Generated by GPT-5-mini| IMRG | |
|---|---|
| Name | IMRG |
| Type | Industry body |
| Founded | 1990s |
| Headquarters | London |
| Region served | United Kingdom |
IMRG
IMRG is a United Kingdom-based industry body focused on online retail and e-commerce. It acts as a trade association and research hub engaging retailers, vendors, logistics firms, payment providers and technology platforms to deliver benchmarking, analytics and best practice. Through membership, reports and events, IMRG links stakeholders across retail, supply chain and digital services, connecting participants such as Marks & Spencer, Amazon (company), Argos, John Lewis & Partners and Tesco with analytics, policy discussion and market insight.
IMRG was established during the expansion of internet retail in the 1990s to represent the interests of online merchants and service providers. Early activity aligned with contemporaneous developments involving eBay, PlayStation (brand), BBC Online and the dot-com era shift that included entities like Yahoo! and AOL. Through the 2000s IMRG expanded amid influences from platform entrants such as Google, PayPal, Visa Inc. and Mastercard and amid logistics evolution driven by firms like DHL, Royal Mail and DPDgroup. The organisation's timeline intersects regulatory and market milestones exemplified by cases involving Competition and Markets Authority, Office for National Statistics reporting, and legislative environments shaped by discussions where UK Parliament committees and cross-industry coalitions debated online trading, digital taxation and consumer protection.
IMRG operates as a membership-led organisation with tiers that include major retailers, technology vendors, logistics partners and service suppliers. Members historically include prominent retailers and multinationals such as Sainsbury's, Asda, Next plc, Zara (retailer) and Apple Inc. resellers alongside payments and platform members like Stripe (company), Shopify partners, and digital agencies linked to Accenture. Governance combines a board or council drawn from member companies and specialist advisory groups reflecting interests of logistics operators like Hermes (company), warehouse automation vendors, and analytics firms. Collaboration extends to academic and standards institutions such as British Standards Institution, universities with retail research groups including London School of Economics and University of Manchester faculties, and public bodies like Department for Business and Trade. Membership also engages consultancy firms like McKinsey & Company and PwC, which participate in working groups and benchmarking programmes.
IMRG produces regular data-driven reports, industry benchmarks and indices that track online sales, conversion, delivery performance and mobile commerce trends. Its datasets are comparable in relevance to market analyses from firms like Kantar, Nielsen Holdings, GfK and financial analysts at Barclays or Goldman Sachs. Studies often reference seasonal events such as Black Friday (shopping) and Cyber Monday, and examine impacts tied to infrastructure and logistics incidents involving Port of Felixstowe congestion or postal strikes involving Royal Mail. Reports synthesize data from member retailers, payment processors including Visa Europe and Mastercard Europe, and logistics partners including UPS and FedEx to present metrics on basket values, mobile share, returns rates, and delivery speed. IMRG research informs procurement strategies used by chief digital officers, chief operating officers, and merchandising teams at organisations like Harrods and Selfridges.

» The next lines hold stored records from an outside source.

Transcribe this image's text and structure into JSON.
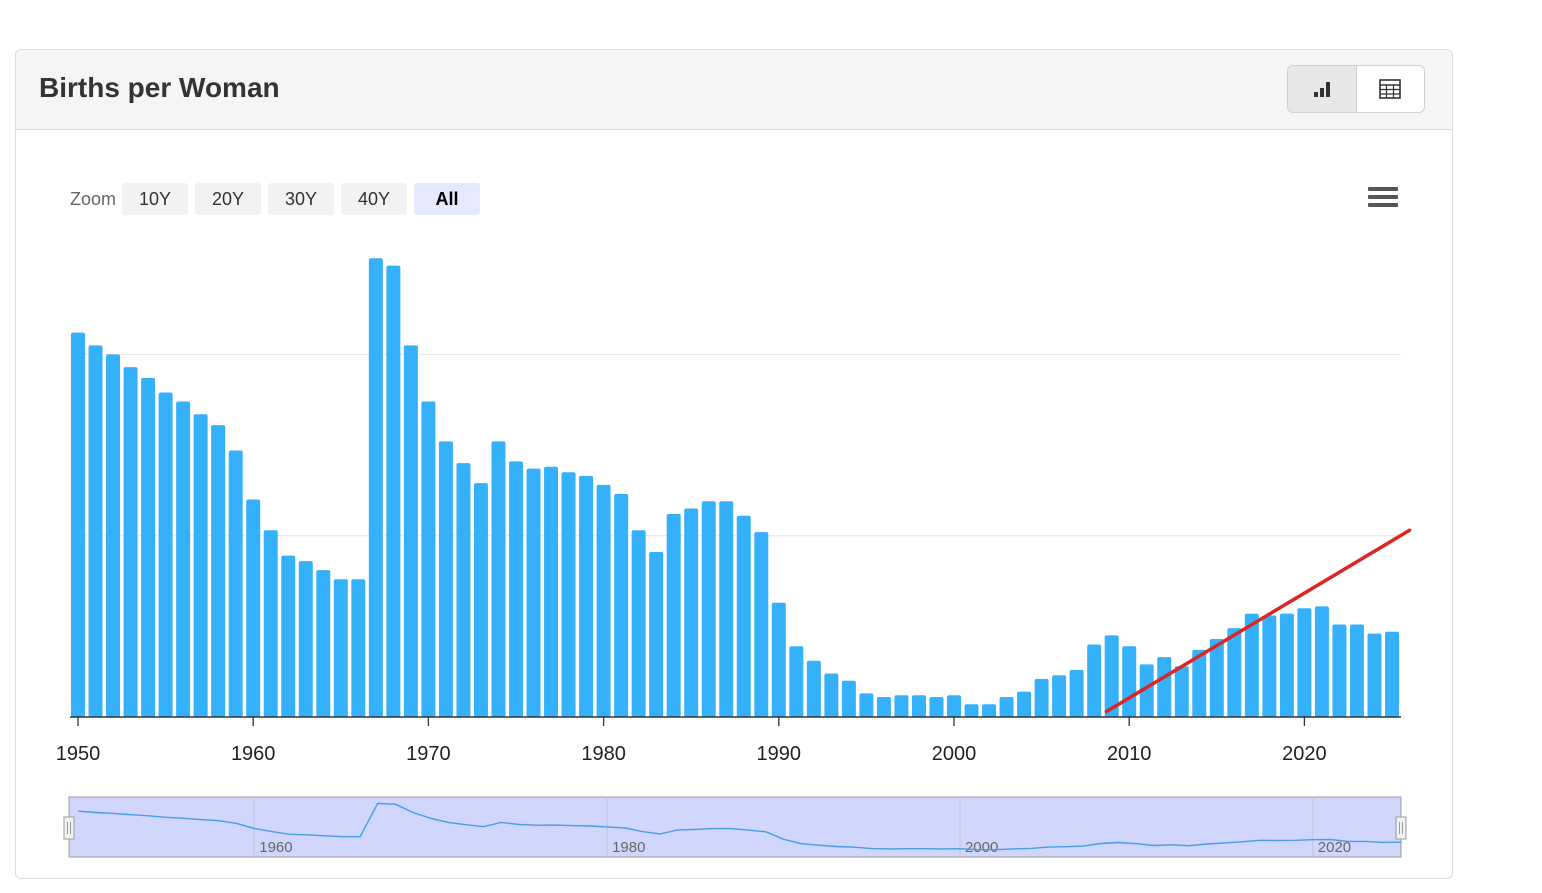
{
  "header": {
    "title": "Births per Woman"
  },
  "view_toggle": {
    "chart_icon": "bar-chart-icon",
    "table_icon": "table-icon",
    "active": "chart"
  },
  "zoom": {
    "label": "Zoom",
    "buttons": [
      "10Y",
      "20Y",
      "30Y",
      "40Y",
      "All"
    ],
    "active": "All"
  },
  "menu_icon": "hamburger-menu-icon",
  "chart_data": {
    "type": "bar",
    "title": "",
    "xlabel": "",
    "ylabel": "",
    "x_ticks": [
      1950,
      1960,
      1970,
      1980,
      1990,
      2000,
      2010,
      2020
    ],
    "ylim": [
      1.0,
      3.5
    ],
    "grid": true,
    "color": "#35b0fb",
    "trend_line_color": "#dc2626",
    "x": [
      1950,
      1951,
      1952,
      1953,
      1954,
      1955,
      1956,
      1957,
      1958,
      1959,
      1960,
      1961,
      1962,
      1963,
      1964,
      1965,
      1966,
      1967,
      1968,
      1969,
      1970,
      1971,
      1972,
      1973,
      1974,
      1975,
      1976,
      1977,
      1978,
      1979,
      1980,
      1981,
      1982,
      1983,
      1984,
      1985,
      1986,
      1987,
      1988,
      1989,
      1990,
      1991,
      1992,
      1993,
      1994,
      1995,
      1996,
      1997,
      1998,
      1999,
      2000,
      2001,
      2002,
      2003,
      2004,
      2005,
      2006,
      2007,
      2008,
      2009,
      2010,
      2011,
      2012,
      2013,
      2014,
      2015,
      2016,
      2017,
      2018,
      2019,
      2020,
      2021,
      2022,
      2023,
      2024,
      2025
    ],
    "values": [
      3.12,
      3.05,
      3.0,
      2.93,
      2.87,
      2.79,
      2.74,
      2.67,
      2.61,
      2.47,
      2.2,
      2.03,
      1.89,
      1.86,
      1.81,
      1.76,
      1.76,
      3.53,
      3.49,
      3.05,
      2.74,
      2.52,
      2.4,
      2.29,
      2.52,
      2.41,
      2.37,
      2.38,
      2.35,
      2.33,
      2.28,
      2.23,
      2.03,
      1.91,
      2.12,
      2.15,
      2.19,
      2.19,
      2.11,
      2.02,
      1.63,
      1.39,
      1.31,
      1.24,
      1.2,
      1.13,
      1.11,
      1.12,
      1.12,
      1.11,
      1.12,
      1.07,
      1.07,
      1.11,
      1.14,
      1.21,
      1.23,
      1.26,
      1.4,
      1.45,
      1.39,
      1.29,
      1.33,
      1.28,
      1.37,
      1.43,
      1.49,
      1.57,
      1.56,
      1.57,
      1.6,
      1.61,
      1.51,
      1.51,
      1.46,
      1.47
    ],
    "trend_line": {
      "from": [
        2008.7,
        1.03
      ],
      "to": [
        2026.0,
        2.03
      ]
    },
    "navigator": {
      "labels": [
        1960,
        1980,
        2000,
        2020
      ]
    }
  }
}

IMRG organises conferences, webinars and award programmes that convene industry figures from retail, technology and logistics sectors. Events feature panels and keynote speakers drawn from organisations such as Moonpig, Ocado, ASOS, Debenhams alumni, and platform providers like Meta Platforms and Microsoft. Annual award ceremonies recognise excellence in e-commerce operations, customer experience and fulfilment, judged by panels including retail founders, operations directors and academics from institutions like Imperial College London. Workshops and masterclasses often involve partnerships with consultancy and technology firms such as Deloitte and Capgemini and invite contributions from payments firms including Worldpay and fraud-prevention specialists.
IMRG's data and benchmarking have influenced commercial strategies, platform investment decisions and policy dialogues involving bodies like HM Treasury and Competition and Markets Authority. Retailers use IMRG indices to guide seasonal planning, omnichannel initiatives and logistics capacity investments influenced by carriers like DPD and Hermes. Critics have raised concerns about representativeness when membership skews toward larger retailers and multinational vendors similar to debates surrounding data sources used by Office for National Statistics and private analytics firms. Academic commentators and trade press outlets such as The Telegraph (UK newspaper), Financial Times, and The Guardian have scrutinised methodological transparency in industry indices and highlighted tensions between commercial benchmarking and independent market measurement. Discussions around delivery sustainability and carbon reporting reference standards set by organisations like Carbon Trust and regulatory expectations tied to UK Environment Agency, with some stakeholders urging broader inclusion of independent merchants, marketplace-only sellers, and platform-native brands in IMRG’s datasets.